Realogy, the world's largest real estate franchisor, made a very quiet announcement Sunday, that they were being taken private for approx. $9 billion, an 18% premium for shareholders to the then-current trading value. They are being bought by private equity firm Apollo. It almost make it under the ActiveRain radar but for blogs by Lawrence Yerkes, Michell Hall and Ken Stampe that seemed to get very few collective comments. Amazing, given their being the master franchisor for some of the biggest brands in the industry, including Coldwell Banker and Coldwell Banker Commercial, Century 21, ERA, Sotheby's and others.
I've often wondered why they never made a push to combine their differently named competitor companies, but that's a much longer post. Regardless, as the parent company they were a pain in the butt to deal with and had none-to-friendly a reputation from most of the rest of the industry (from what I've personally heard and experienced). The only positive comment I saw on this deal so far (except from Realogy and Apollo) was from a principal broker at Coldwell Banker Commercial who seemed excited that the commercial side of Realogy's business will be given more attention now.

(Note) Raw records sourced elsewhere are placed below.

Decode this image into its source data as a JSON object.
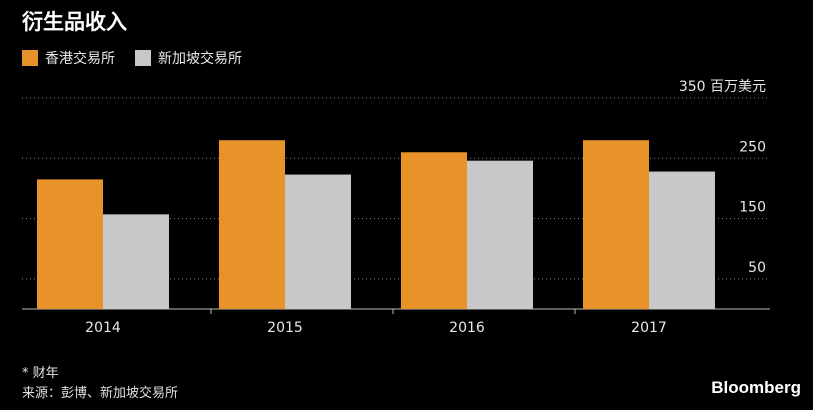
{
  "title": "衍生品收入",
  "footer": {
    "note": "* 财年",
    "source": "来源：彭博、新加坡交易所",
    "brand": "Bloomberg"
  },
  "colors": {
    "hkex": "#e8922a",
    "sgx": "#c8c8c8",
    "grid": "#8a8a8a",
    "axis": "#bbbbbb"
  },
  "chart_data": {
    "type": "bar",
    "title": "衍生品收入",
    "categories": [
      "2014",
      "2015",
      "2016",
      "2017"
    ],
    "series": [
      {
        "name": "香港交易所",
        "values": [
          215,
          280,
          260,
          280
        ]
      },
      {
        "name": "新加坡交易所",
        "values": [
          157,
          223,
          246,
          228
        ]
      }
    ],
    "yticks": [
      "50",
      "150",
      "250",
      "350 百万美元"
    ],
    "ytick_values": [
      50,
      150,
      250,
      350
    ],
    "ylim": [
      0,
      350
    ],
    "ylabel": "百万美元",
    "grid": true,
    "legend_position": "top-left"
  }
}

What jumps out at me is that the company, which has only about $1.6 billion in debt today plus other liabilities of $750 million, is being bought with about $7 billion in debt (get out the corporate credit card for this one!) and only $2 billion in equity. JP Morgan, Credit Suisse and others are in on the debt side. That's an awfully high level of debt to me, especially in a weakened (note, not weak) real estate market, for a player that's stuck to the most old-school of business models in their franchises (and had Re/Max, Keller Williams and others take massive market share percentage away in the past decade or two). That's not to say they still aren't profitable, just that they seem to be riding this one all the way into the ground one way or another. According to their SEC filings, Realogy's revenues year to date are down 10% from the same time last year (through the third quarter 10-Q) and profits are down a cool 30%+...not a good trend to be buying into - I sense a further spin-off, if not the re-IPO, maybe of the individual brands (or even that unfathomable combining of brands)? Immediately following the announcement S&P dropped Realogy's debt rating to "junk" grade (BB+, from a barely investment grade BBB before the announcement).
It's a great deal for the shareholders, who, again, get an 18% pop on their share price (and almost 30% on the average price since the August 1st start of trading of that firm spun off of Cendant). I just don't know where the upside is. Private equity firms like Apollo are certainly moving and shaking the real estate world, though. The far bigger buy-out of late was Blackstone's $36 billion (yes, that's four times this deal) buyout of Sam Zell's Equity Office Properties. That one was in the past two weeks as well, in a year where private equity firms, led by Blackstone, bought out quite a lot of publicly traded REITs.
On a much smaller note, Italian investor IFIL acquired a 2/3 stake in one of the bigger commercial real estate companies, Cushman & Wakefield, on Tuesday, for a more palatable $563 million.
Where is all this money coming from, and is there a bubble here somehow? I just wonder how long this deal can stay private with that high a debt load before they have to go back to the IPO market to bail them out, which is not an unheard of move for a private equity firm on a deal like this. Oh by the way, Realogy has the right to shop around for a better deal until Valentines Day, so if you're interested in buying a dinosaur for something over $9 billion, throw your hat in the ring (note: Apollo gets a $100 million break up fee if Realogy accepts a different deal, though).
I still wonder what this will end up resulting in for the well-known Realogy brands. I'm quite certain it won't be business as usual, despite the letter they sent to their franchisees (see Michell's blog post link above).
Dang...
I was just going to blog about this. What's in a Name?
When the company was Cendent who really wanted it? Now, they change their name and presto, chango, they're "worth" a cool 9 billion.
On Real Talk one of the brokers commented that he thought the buyers would take all the value out of the company, rename and re-IPO it and then it would just flop and all those stock holders would be holding a bag of worthless real estate.
I was stung by Cendent's problems in the late '90's...and I learn from my mistakes...I'll never buy their stock, no matter what name they choose. And, I'm sticking to that!